As a parent, you want the absolute best for your child. You wish for their happiness and health in all that they do. So, when your child is diagnosed with a medical issue, such as asthma, it can come as quite a shock. Of course, it will be important for you to learn all you can about asthma, but it’s also important to support your child and be aware of what is likely running through their mind.
Here are a variety of tips you can use that will help your child to cope, manage, and understand their asthma diagnosis, which will help to dispel any stress or anxiety they may be feeling.
Start with the Diagnosis
The first step in helping your child to cope and manage their condition is to get a proper medical diagnosis. What this means is that you should visit a certified respiratory therapist in your area. For example, if you happen to live in the Las Vegas area, pick a respiratory therapist Las Vegas who has been trained and certified at a well-respected school in your state. Respiratory therapists are able to diagnose, educate, and help the patient to manage asthma.
Speak to Your Child About the Importance of Their Medication
After you receive your official diagnosis and treatment/management plan, it’s important to discuss the plan with your child. They need to understand what the medication does and why it’s important. They may need to take daily medication, or it may be quick-relief as-needed solutions. You want to answer any questions they may have about their medication and ensure they don’t feel stressed or uncomfortable about taking it.
If your child is using an inhaler, it may also be necessary to use an aerochamber with it. This is a mask attached to a funnel that ensures the medication gets into their lungs rather than just collect in their mouth. For young children, this is usually the best technique. This is something that your doctor can prescribe for them.
What to Do When an Attack Occurs
It’s also very important to have an asthma action plan should an attack occur. Kids need to know what signs to look for, and the fact they need to alert an adult immediately. There should be written step-by-step instructions that are followed during an attack.

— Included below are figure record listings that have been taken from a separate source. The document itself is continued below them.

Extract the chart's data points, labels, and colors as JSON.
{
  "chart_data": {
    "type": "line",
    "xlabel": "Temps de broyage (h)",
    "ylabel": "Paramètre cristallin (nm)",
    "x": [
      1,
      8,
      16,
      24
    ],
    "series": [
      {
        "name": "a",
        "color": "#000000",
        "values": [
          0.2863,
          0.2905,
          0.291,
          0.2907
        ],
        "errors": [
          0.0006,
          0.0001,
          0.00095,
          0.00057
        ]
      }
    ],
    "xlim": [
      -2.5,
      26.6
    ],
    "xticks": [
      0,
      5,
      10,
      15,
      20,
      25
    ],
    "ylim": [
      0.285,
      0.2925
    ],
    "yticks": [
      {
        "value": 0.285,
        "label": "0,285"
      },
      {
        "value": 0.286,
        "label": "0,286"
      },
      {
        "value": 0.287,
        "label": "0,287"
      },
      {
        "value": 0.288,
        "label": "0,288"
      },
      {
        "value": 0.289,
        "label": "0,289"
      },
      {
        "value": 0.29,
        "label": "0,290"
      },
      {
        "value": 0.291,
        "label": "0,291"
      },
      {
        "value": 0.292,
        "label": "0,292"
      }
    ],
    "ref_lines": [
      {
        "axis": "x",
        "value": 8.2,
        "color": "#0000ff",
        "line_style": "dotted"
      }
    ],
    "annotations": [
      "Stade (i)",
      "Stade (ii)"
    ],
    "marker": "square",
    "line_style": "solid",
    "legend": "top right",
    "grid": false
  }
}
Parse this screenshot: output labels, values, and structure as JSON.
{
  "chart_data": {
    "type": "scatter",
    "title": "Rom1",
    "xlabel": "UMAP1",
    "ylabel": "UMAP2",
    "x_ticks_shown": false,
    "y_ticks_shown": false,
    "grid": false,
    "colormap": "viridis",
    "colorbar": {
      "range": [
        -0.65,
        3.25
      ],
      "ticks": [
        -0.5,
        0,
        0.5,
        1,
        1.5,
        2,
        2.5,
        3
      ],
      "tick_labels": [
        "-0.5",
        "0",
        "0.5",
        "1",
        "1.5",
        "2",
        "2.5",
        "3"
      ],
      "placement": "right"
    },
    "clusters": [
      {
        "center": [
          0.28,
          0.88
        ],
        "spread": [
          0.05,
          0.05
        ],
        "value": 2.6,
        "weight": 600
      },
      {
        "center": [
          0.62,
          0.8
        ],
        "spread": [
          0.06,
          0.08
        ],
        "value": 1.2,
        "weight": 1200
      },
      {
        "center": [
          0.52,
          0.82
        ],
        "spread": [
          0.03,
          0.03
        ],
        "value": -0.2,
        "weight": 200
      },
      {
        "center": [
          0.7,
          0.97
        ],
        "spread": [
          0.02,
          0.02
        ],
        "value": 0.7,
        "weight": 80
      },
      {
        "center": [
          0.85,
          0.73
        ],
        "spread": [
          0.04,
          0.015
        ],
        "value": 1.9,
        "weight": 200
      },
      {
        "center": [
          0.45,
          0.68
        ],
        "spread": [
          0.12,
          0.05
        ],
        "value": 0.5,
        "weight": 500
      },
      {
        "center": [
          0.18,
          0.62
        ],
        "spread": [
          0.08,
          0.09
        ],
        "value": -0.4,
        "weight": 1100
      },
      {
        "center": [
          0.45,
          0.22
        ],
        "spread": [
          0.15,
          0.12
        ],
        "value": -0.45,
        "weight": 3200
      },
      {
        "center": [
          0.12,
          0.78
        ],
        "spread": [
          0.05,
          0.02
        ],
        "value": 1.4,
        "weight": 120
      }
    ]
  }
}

Identify Your Child’s Triggers
Asthma sufferers have what are called triggers, and these triggers can bring on an asthma attack. Knowing what the triggers are can help to avoid or at least limit the number of attacks they have. The most common triggers are mold, pollen, viral infections, physical activity, and weather changes.
Encourage them to Talk About How They Feel
It’s hard to know what may be going on in your child’s head and how they feel about their asthma diagnosis. Encourage them to talk about their feelings, fears, and questions so that you can put them and yourself at ease.
While an asthma diagnosis certainly changes things, it doesn’t have to be scary thanks to these tips.